Bichos espertos. Ao longo dos tempos desenvolveram a habilidade de se deslocar rapidamente através de saltos. Difícil para um ser humano, lento e desajeitado (para os padrões pulgueanos), conseguir capturá-la sem pegá-la desprevenida.
Orelha. Mais especificamente, pavilhão auricular. Amplifica e, antigamente, direcionava-se para o lugar de onde o som vinha. Alguns ainda conseguem mexer as orelhas. Vide, por exemplo, Mr. Bean.
A expressão diz tudo o que quer dizer. Não é fácil apanhar uma pulga atrás da orelha. Carne macia onde torna-se fácil colher sangue, alimento vital do nobre inseto. Ela ficará ali, incomodando, perturbando.
Essa expressão é largamente usada quando nos deparamos com algo que ouvimos dito de maneira convicta, como verdade única e absoluta. Ficamos ali, travados, tentando achar argumentos tanto para acreditar naquilo, quanto para refutar. Não adianta. Quanto mais tentamos nos resignar ao que foi apresentado, mais a pulguinha suga o sangue da nossa desconfiança.
Uma coisa na organização eleitoral brasileira tem deixado alguns brasileiros com uma pulga atrás da orelha: a urna eletrônica. Propagandeada como o progresso tecnológico do processo eleitoral, pelo jeito ela veio pra ficar. E como não vivemos numa democracia, e sim numa república onde a única liberdade é a obrigatoriedade de ir ao local de votação (podemos não votar, escolhendo branco ou nulo), não fomos consultados se ela fica ou não. Foi simplesmente empurrada goela abaixo. Mais uma pulga...
Divulgam em altos brados a segurança oferecida por tal artefato. O curioso é que na tecnologia de ponta, tudo o que aparece de novo no mercado é prontamente abarcado, sendo copiado, modificado e aperfeiçoado. Poucos são os países que compraram a ideia da urna eletrônica. Outros a abandonaram e retornaram ao papel. Países altamente desenvolvidos não migraram para a urna eletrônica. Na brasilândia da corrupção estrutural e conjuntural, nem o software nem o hardware escapam da maracutaia. Sua orelha está coçando? São as pulgas. Muitas.
Urna eletrônica computa os votos de maneira individual? Se o faz, então não é mais voto secreto. Já vou avisando: anulo meu voto. Urna é inviolável? Quem disse? Alguém do governo, eleito através dela? Mais pulgas, poucas orelhas.
Sob o pressuposto da democracia, deveríamos ter o direito de “ver” os votos da tal urna. De acompanhar todos os veículos que as levam e trazem.
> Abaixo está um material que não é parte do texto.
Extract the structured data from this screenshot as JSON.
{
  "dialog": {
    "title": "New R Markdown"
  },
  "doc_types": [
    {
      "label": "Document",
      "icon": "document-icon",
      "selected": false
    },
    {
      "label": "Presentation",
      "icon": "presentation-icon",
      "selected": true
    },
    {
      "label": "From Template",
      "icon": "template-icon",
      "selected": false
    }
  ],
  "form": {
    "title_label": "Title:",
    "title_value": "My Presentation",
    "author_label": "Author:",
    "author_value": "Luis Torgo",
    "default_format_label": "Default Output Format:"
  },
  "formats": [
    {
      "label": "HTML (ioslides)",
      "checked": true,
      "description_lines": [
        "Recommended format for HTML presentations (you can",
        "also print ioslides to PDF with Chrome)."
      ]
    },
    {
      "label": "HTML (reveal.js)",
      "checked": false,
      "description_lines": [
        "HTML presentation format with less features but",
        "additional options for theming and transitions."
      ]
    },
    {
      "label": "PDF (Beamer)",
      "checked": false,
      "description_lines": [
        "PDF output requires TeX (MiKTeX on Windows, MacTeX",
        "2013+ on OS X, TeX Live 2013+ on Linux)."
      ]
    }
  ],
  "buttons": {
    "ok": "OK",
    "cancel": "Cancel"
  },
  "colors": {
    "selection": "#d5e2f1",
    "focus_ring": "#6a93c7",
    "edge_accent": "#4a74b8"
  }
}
Se a tecnologia criou uma urna eletrônica inviolável, pode muito bem criar mecanismos para tal.
Asterix, o gaulês, no episódio “O Combate dos Chefes”. Nele, há um relato muito curioso. Uma tribo promovia eleições, todos votavam, e quando as urnas estavam cheias, eram jogadas ao mar e o mais forte assumia a liderança. Absurdo. Mas a história pode achar hilária a crença na inviolabilidade da urna eletrônica. Lutero também desdenhou da infalibilidade do papa.
Nem sempre a tecnologia tem a melhor solução para os problemas. Pulgas coçam . Elas necessitam sugar sangue para viver e nós… precisamos refletir para duvidar.